Cela s’appelle l’effet domino. En cette rentrée 2021, Marie-Noëlle Petitgas, présidente de l’Association nationale des assistantes maternelles (ANAMAAF), perçoit un changement majeur dans les conditions de travail. Avec la généralisation du télétravail, le volume horaire de la profession a tendance à baisser. Les contrats sont modifiés et deviennent plus précaires. Certains employeurs, qui ont aimé le temps passé avec leurs enfants durant les derniers confinements, entendent concilier vie personnelle et professionnelle. Ce qui se ressent dans le secteur de la garde d’enfant.

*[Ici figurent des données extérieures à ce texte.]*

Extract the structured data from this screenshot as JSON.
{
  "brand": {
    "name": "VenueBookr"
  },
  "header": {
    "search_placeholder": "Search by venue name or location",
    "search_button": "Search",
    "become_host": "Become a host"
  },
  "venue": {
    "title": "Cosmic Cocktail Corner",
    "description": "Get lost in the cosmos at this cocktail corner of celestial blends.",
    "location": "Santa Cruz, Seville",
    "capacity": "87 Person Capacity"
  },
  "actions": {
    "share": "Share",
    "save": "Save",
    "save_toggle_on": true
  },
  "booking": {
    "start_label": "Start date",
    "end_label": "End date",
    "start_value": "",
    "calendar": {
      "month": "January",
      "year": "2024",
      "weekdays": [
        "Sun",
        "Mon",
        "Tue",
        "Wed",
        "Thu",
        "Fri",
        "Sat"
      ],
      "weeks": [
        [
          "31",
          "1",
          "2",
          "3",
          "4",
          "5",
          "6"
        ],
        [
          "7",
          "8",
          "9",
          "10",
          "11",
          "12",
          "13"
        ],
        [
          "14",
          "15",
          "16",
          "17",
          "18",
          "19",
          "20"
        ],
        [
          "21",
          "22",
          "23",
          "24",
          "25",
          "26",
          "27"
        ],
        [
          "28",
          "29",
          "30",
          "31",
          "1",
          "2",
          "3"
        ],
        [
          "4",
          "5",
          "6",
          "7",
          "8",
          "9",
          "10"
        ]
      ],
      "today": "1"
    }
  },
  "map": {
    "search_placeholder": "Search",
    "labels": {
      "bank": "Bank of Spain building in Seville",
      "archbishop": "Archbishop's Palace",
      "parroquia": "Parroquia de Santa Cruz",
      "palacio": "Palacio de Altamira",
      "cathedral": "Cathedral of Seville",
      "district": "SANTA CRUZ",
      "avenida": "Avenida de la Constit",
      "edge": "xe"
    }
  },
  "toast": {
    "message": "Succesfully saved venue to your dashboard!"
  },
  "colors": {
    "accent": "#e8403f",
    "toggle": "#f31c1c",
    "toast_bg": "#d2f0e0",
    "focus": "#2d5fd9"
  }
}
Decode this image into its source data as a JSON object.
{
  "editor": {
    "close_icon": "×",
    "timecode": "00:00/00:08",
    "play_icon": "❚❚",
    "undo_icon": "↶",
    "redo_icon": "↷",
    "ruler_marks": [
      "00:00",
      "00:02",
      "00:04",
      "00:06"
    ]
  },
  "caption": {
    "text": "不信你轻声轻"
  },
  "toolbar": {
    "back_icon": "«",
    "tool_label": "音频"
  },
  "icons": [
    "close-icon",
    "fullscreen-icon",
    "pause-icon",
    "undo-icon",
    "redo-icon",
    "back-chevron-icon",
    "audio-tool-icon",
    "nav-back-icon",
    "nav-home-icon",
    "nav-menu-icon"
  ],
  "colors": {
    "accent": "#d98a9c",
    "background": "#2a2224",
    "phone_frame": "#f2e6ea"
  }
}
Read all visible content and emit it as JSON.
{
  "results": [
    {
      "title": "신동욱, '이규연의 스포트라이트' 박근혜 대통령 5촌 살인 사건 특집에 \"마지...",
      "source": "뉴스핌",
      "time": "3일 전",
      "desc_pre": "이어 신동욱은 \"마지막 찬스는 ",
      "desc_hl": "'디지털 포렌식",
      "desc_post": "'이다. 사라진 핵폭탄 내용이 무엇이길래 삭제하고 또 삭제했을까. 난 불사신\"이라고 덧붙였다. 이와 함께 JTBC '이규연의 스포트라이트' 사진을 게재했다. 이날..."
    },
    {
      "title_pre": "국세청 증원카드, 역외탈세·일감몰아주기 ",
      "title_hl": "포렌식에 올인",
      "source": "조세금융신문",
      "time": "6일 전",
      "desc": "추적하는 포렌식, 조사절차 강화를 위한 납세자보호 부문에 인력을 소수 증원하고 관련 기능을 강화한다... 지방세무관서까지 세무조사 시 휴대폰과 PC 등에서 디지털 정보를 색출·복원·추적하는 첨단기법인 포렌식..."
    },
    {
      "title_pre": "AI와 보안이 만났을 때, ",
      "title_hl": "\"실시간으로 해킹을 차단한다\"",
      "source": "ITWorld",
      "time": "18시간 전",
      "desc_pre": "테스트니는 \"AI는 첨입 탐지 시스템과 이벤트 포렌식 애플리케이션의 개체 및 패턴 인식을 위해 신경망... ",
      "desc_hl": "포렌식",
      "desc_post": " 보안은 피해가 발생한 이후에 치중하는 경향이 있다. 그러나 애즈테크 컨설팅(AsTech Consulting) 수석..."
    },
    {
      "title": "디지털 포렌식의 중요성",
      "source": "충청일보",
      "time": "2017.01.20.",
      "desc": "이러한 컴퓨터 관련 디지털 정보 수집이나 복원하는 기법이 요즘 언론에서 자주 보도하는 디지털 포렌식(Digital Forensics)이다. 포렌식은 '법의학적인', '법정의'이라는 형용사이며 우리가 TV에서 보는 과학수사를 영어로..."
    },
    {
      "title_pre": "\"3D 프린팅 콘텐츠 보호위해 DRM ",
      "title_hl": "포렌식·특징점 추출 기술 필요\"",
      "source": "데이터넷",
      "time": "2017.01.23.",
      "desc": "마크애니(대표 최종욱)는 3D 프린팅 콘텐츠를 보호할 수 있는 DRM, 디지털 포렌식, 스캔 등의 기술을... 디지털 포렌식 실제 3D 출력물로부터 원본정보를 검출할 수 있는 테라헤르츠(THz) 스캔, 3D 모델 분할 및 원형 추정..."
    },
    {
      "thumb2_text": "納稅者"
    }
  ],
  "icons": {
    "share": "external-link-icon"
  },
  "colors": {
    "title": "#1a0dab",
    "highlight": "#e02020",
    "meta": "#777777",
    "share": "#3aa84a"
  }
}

« À la rentrée, nous avons énormément de ruptures de contrat. Certains parents sont au chômage et récupèrent leurs enfants le temps de la recherche d’un emploi. D’autres sont au télétravail et réduisent les heures », avance Marie-Noëlle Petitgas. Dans la grande chaîne du travail, les assistantes maternelles sont un maillon. Elles sont le miroir d’un marché de l’emploi en plein chambardement.
PRÉCARISATION
Chez Yoopies, une plateforme d’aide à domicile, on perçoit la même tendance. Dans son rapport annuel sur le coût de la garde d’enfants publié ce 26 août, la plateforme pointe la fragmentation des heures des assistantes maternelles. Pour boucler leurs fins de mois, ces dernières doivent prendre plus de contrats et jongler avec les horaires des parents-employeurs. Yoopies fait cette observation à la suite de multiples entretiens passés avec des assistantes maternelles et l’analyse qualitative de leur situation professionnelle. « Cette année, les parents s’organisent pour passer à un mi-temps, confirme Benjamin Suchar, cofondateur de la plateforme de services à domicile. Leur organisation est faite pour durer. Cela génère une grande précarisation chez les assistantes maternelles. »
Outre l’aspiration à l’équilibre entre vie personnelle et professionnelle, les parents chercheraient aussi à réduire la facture. « Ils déposent leurs enfants pour quelques mois. Puis, une fois que ces derniers se sont bien adaptés, ils rompent le contrat pour les mettre en crèche. Pour certains, la garde chez l’assistante maternelle devient une solution temporaire avant l’admission en collectivité de leur bébé », s’énerve Marie-Noëlle Petitgas.
Chez Yoopies, Benjamin Suchar pointe de son côté la hausse des coûts de garde dans certaines régions. « En PACA par exemple, les prix sont très élevés. Les assistantes maternelles sont moins nombreuses et leurs loyers sont plus chers, ce qui explique l’augmentation des coûts », explique-t-il. Concrètement, en Provence-Alpes-Côte d'Azur, le tarif horaire moyen peut monter jusqu’à 9,65 euros net dans certains départements comme les Alpes-Maritimes.
De façon plus générale, les assistantes maternelles disent souffrir d’un manque de revalorisation salariale tandis que les parents, eux, perçoivent le poids du coût de la garde dans leur budget. « Il faudrait un crédit d’impôt immédiat pour inciter les parents à pérenniser les contrats, et stabiliser la profession », argue Benjamin Suchar.
RAS-LE-BOL
La profession est donc dépendante de la conjoncture, des situations professionnelles et financières des parents au prix des loyers et de l’immobilier en passant par les directives des services de protection maternelle et infantile (PMI). Ces structures, pilotées par les conseils départementaux, leur imposent les règles de sécurité au sein de leur logement.
Depuis plusieurs années, la profession juge certaines réglementations trop rigides et proteste contre une forme d'infantilisation. L'ultraflexibilité imposée par les parents, associée à l’hypercontrôle des PMI, génère un immense ras-le-bol. Le désarroi de la profession se traduit par des départs massifs. Certaines parmi les plus jeunes se reconvertissent déjà. D'autres, plus âgées, partent à la retraite sans être remplacées. En 2018, la Fédération des particuliers-employeurs de France (FEPEM) estimait ainsi l’âge moyen des assistantes maternelles à 48 ans.
Pour instaurer un dialogue avec les acteurs du secteur, Adrien Taquet, le secrétaire d'État chargé de la Protection de l'Enfante, a mis en place en février dernier un comité « filière petite enfance ». Mais Marie-Noëlle Petitgas est sceptique. « On se positionne autour de la table. On parle. Mais on sait d’avance que nous ne serons pas entendues », déplore-t-elle.
Lors de la crise des gilets jaunes, les assistantes maternelles ont manifesté leur colère. Elles ont créé leur propre entité, les « gilets roses ». Quelques mois plus tard, elles se disaient fatiguées d’être exposées au virus et de subir les pénuries de masques durant l'épidémie de Covid-19. En première ligne, elles font partie des professions indispensables, mais peu valorisées. Pour assurer la reprise de l’emploi, leur rôle est pourtant vital.